Brown acknowledged that the status of immigrants is “a contentious issue” in the U.S. and many will not agree with Notre Dame’s new policy.
“But, by considering the views of the bishops and our counterparts in Catholic higher education, while also using the new federal policy as a guide, we believe that this is the right thing to do,” he said.
Previously the university required a student visa from non-citizen applicants.
It is unclear how many applicants will be affected by the change. The university does not have data about undocumented students turned away under the previous policy. It also has no estimates of how many declined to apply because of the previous policy, Brown said.
The policy change came after a small group of Notre Dame faculty and administrators conducted an examination of other Catholic universities’ policies, the views of the U.S. bishops, federal policy and the history of the university.
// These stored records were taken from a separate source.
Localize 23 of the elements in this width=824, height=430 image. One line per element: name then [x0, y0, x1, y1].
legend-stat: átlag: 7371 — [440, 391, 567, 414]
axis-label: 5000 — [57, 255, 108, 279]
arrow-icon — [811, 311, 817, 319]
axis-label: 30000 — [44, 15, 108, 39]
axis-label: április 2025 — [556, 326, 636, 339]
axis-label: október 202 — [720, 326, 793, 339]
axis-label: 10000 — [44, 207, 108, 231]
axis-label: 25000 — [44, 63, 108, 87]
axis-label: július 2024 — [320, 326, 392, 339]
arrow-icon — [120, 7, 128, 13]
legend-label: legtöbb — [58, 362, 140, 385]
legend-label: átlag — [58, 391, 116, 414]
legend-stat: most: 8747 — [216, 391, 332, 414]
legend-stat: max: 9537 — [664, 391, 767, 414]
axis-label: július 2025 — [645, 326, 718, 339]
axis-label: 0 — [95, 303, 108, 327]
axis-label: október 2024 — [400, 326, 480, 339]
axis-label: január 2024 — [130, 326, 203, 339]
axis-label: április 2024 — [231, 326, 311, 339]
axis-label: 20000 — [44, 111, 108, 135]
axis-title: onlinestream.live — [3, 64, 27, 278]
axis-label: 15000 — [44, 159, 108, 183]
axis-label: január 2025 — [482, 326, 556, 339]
The U.S. Catholic Conference of Bishops (USCCB) has strongly supported immigration reform and the Dream Act, which would allow eligible persons who live in the United States without legal authorization and brought to the country as minors to seek legal status. Brown noted that the bishops have supported the legislation to ensure that these children “are not punished for their parents’ actions.”
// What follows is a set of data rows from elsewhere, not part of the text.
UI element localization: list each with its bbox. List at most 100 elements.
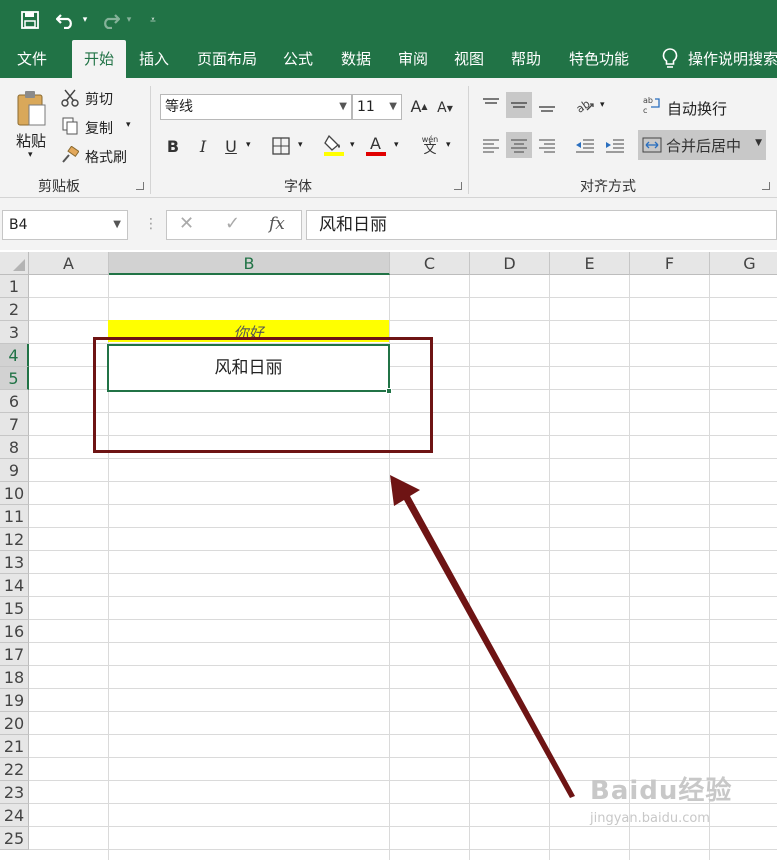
customize-qat-icon[interactable]: ⩡ xyxy=(146,6,160,34)
cancel-icon[interactable]: ✕ xyxy=(179,213,194,234)
formula-input[interactable]: 风和日丽 xyxy=(306,210,777,240)
name-box-dropdown-icon[interactable]: ▼ xyxy=(113,211,121,239)
lightbulb-icon[interactable] xyxy=(660,40,680,78)
redo-dropdown-icon[interactable]: ▾ xyxy=(124,6,134,34)
bold-button[interactable]: B xyxy=(162,134,184,158)
font-size-dropdown-icon[interactable]: ▼ xyxy=(389,95,397,119)
tab-review[interactable]: 审阅 xyxy=(391,40,435,78)
align-center-icon[interactable] xyxy=(506,132,532,158)
row-header[interactable]: 18 xyxy=(0,666,29,689)
row-header[interactable]: 2 xyxy=(0,298,29,321)
paste-button[interactable]: 粘贴 xyxy=(16,130,46,151)
row-header[interactable]: 16 xyxy=(0,620,29,643)
tab-data[interactable]: 数据 xyxy=(334,40,378,78)
row-header[interactable]: 23 xyxy=(0,781,29,804)
font-color-dropdown-icon[interactable]: ▾ xyxy=(394,140,399,150)
row-header[interactable]: 8 xyxy=(0,436,29,459)
undo-dropdown-icon[interactable]: ▾ xyxy=(80,6,90,34)
italic-button[interactable]: I xyxy=(192,134,214,158)
tab-view[interactable]: 视图 xyxy=(447,40,491,78)
format-painter-icon[interactable] xyxy=(60,145,80,165)
row-header[interactable]: 20 xyxy=(0,712,29,735)
merge-dropdown-icon[interactable]: ▼ xyxy=(755,138,762,148)
name-box[interactable]: B4 ▼ xyxy=(2,210,128,240)
row-header[interactable]: 7 xyxy=(0,413,29,436)
select-all-corner[interactable] xyxy=(0,252,29,275)
orientation-dropdown-icon[interactable]: ▾ xyxy=(600,100,605,110)
redo-icon[interactable] xyxy=(98,6,122,34)
clipboard-launcher-icon[interactable] xyxy=(136,182,144,190)
font-name-box[interactable]: 等线 ▼ xyxy=(160,94,352,120)
increase-font-icon[interactable]: A ▲ xyxy=(408,94,430,118)
row-header[interactable]: 4 xyxy=(0,344,29,367)
row-header[interactable]: 6 xyxy=(0,390,29,413)
row-header[interactable]: 1 xyxy=(0,275,29,298)
fill-color-dropdown-icon[interactable]: ▾ xyxy=(350,140,355,150)
orientation-icon[interactable]: ab xyxy=(572,92,598,118)
underline-button[interactable]: U xyxy=(220,134,242,158)
decrease-font-icon[interactable]: A ▼ xyxy=(434,96,456,120)
copy-button[interactable]: 复制 xyxy=(85,118,113,138)
increase-indent-icon[interactable] xyxy=(602,132,628,158)
scissors-icon[interactable] xyxy=(60,88,80,108)
font-name-dropdown-icon[interactable]: ▼ xyxy=(339,95,347,119)
column-header-c[interactable]: C xyxy=(390,252,470,275)
row-header[interactable]: 9 xyxy=(0,459,29,482)
borders-dropdown-icon[interactable]: ▾ xyxy=(298,140,303,150)
font-color-icon[interactable]: A xyxy=(364,132,388,158)
row-header[interactable]: 19 xyxy=(0,689,29,712)
tab-page-layout[interactable]: 页面布局 xyxy=(190,40,264,78)
column-header-g[interactable]: G xyxy=(710,252,777,275)
phonetic-dropdown-icon[interactable]: ▾ xyxy=(446,140,451,150)
alignment-launcher-icon[interactable] xyxy=(762,182,770,190)
align-top-icon[interactable] xyxy=(478,92,504,118)
format-painter-button[interactable]: 格式刷 xyxy=(85,147,127,167)
tab-home[interactable]: 开始 xyxy=(72,40,126,78)
enter-icon[interactable]: ✓ xyxy=(225,213,240,234)
merge-center-button[interactable]: 合并后居中 ▼ xyxy=(638,130,766,160)
column-header-a[interactable]: A xyxy=(29,252,109,275)
row-header[interactable]: 13 xyxy=(0,551,29,574)
column-header-f[interactable]: F xyxy=(630,252,710,275)
align-left-icon[interactable] xyxy=(478,132,504,158)
paste-icon[interactable] xyxy=(14,88,48,128)
wrap-text-button[interactable]: 自动换行 xyxy=(667,98,727,119)
wrap-text-icon[interactable]: ab c xyxy=(642,94,662,116)
row-header[interactable]: 10 xyxy=(0,482,29,505)
align-right-icon[interactable] xyxy=(534,132,560,158)
underline-dropdown-icon[interactable]: ▾ xyxy=(246,140,251,150)
row-header[interactable]: 12 xyxy=(0,528,29,551)
tab-insert[interactable]: 插入 xyxy=(132,40,176,78)
copy-icon[interactable] xyxy=(60,116,80,136)
tab-file[interactable]: 文件 xyxy=(8,40,56,78)
save-icon[interactable] xyxy=(18,6,42,34)
row-header[interactable]: 14 xyxy=(0,574,29,597)
row-header[interactable]: 3 xyxy=(0,321,29,344)
row-header[interactable]: 5 xyxy=(0,367,29,390)
fill-color-icon[interactable] xyxy=(322,132,346,158)
tab-help[interactable]: 帮助 xyxy=(504,40,548,78)
tab-special-features[interactable]: 特色功能 xyxy=(562,40,636,78)
row-header[interactable]: 15 xyxy=(0,597,29,620)
paste-dropdown-icon[interactable]: ▾ xyxy=(28,150,33,160)
copy-dropdown-icon[interactable]: ▾ xyxy=(126,120,131,130)
tell-me-search[interactable]: 操作说明搜索 xyxy=(688,40,777,78)
column-header-e[interactable]: E xyxy=(550,252,630,275)
font-launcher-icon[interactable] xyxy=(454,182,462,190)
column-header-b[interactable]: B xyxy=(109,252,390,275)
cut-button[interactable]: 剪切 xyxy=(85,89,113,109)
row-header[interactable]: 25 xyxy=(0,827,29,850)
font-size-box[interactable]: 11 ▼ xyxy=(352,94,402,120)
row-header[interactable]: 24 xyxy=(0,804,29,827)
row-header[interactable]: 11 xyxy=(0,505,29,528)
phonetic-guide-icon[interactable]: wén 文 xyxy=(418,132,442,158)
decrease-indent-icon[interactable] xyxy=(572,132,598,158)
row-header[interactable]: 21 xyxy=(0,735,29,758)
column-header-d[interactable]: D xyxy=(470,252,550,275)
tab-formulas[interactable]: 公式 xyxy=(276,40,320,78)
insert-function-button[interactable]: fx xyxy=(269,214,285,234)
row-header[interactable]: 17 xyxy=(0,643,29,666)
row-header[interactable]: 22 xyxy=(0,758,29,781)
align-bottom-icon[interactable] xyxy=(534,92,560,118)
undo-icon[interactable] xyxy=(54,6,78,34)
The Association of Catholic Colleges and Universities, whose members include Notre Dame, has asked its members to enroll and help these young people. It cited Catholic social teaching as one reason for the request.
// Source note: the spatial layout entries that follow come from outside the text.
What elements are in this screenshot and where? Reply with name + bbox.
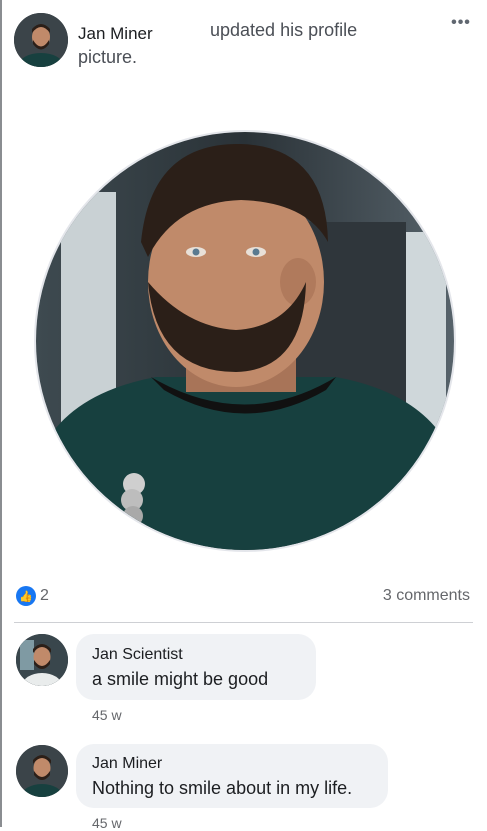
profile-picture[interactable]: [34, 130, 456, 552]
thumbs-up-icon[interactable]: 👍: [16, 586, 36, 606]
comment-timestamp[interactable]: 45 w: [92, 815, 122, 831]
comment-bubble[interactable]: [76, 634, 316, 700]
post-action-text-cont: picture.: [78, 47, 138, 67]
comment-text: Nothing to smile about in my life.: [92, 778, 353, 798]
comment-text: a smile might be good: [92, 669, 269, 689]
comment-author[interactable]: Jan Miner: [92, 755, 162, 773]
comment-author[interactable]: Jan Scientist: [92, 646, 183, 664]
commenter-avatar[interactable]: [16, 745, 68, 797]
divider: [14, 622, 473, 623]
post-action-text: updated his profile: [210, 20, 358, 40]
author-avatar[interactable]: [14, 13, 68, 67]
commenter-avatar[interactable]: [16, 634, 68, 686]
like-count[interactable]: 2: [40, 587, 49, 605]
left-border: [0, 0, 2, 827]
more-options-button[interactable]: •••: [446, 14, 476, 34]
comment-timestamp[interactable]: 45 w: [92, 707, 122, 723]
comments-count[interactable]: 3 comments: [383, 587, 470, 605]
post-author-name[interactable]: Jan Miner: [78, 24, 153, 44]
Brown stressed that the University of Notre Dame is not the first Catholic university to adopt such a policy, which is already in place at numerous other colleges.
The University of Notre Dame also stated that it is “committed to meeting the full demonstrated financial need for all admitted students.”
Over half of Notre Dame students receive scholarship aid from the university, with an average award of more than $30,000.
“Since most of our aid packages also include a federal Pell Grant and federal work study, both of which would be unavailable to an undocumented student, the university would make up the difference,” Brown said. This difference comes to about $8,200 annually.
The university will only consider applicants who meet the requirements of the new federal Deferred Action for Childhood Arrivals policy. That policy, enacted last year by the Department of Homeland Security, grants a stay of deportation to undocumented U.S. residents brought into the country as children before the age of 16. They must have continuously resided in the U.S. since June 2007 and must not have been convicted of a felony.
Don Bishop, Notre Dame’s associate vice president for undergraduate enrollment, also said that the policy change “will strengthen our incoming class and give deserving young people the chance for a Notre Dame education.”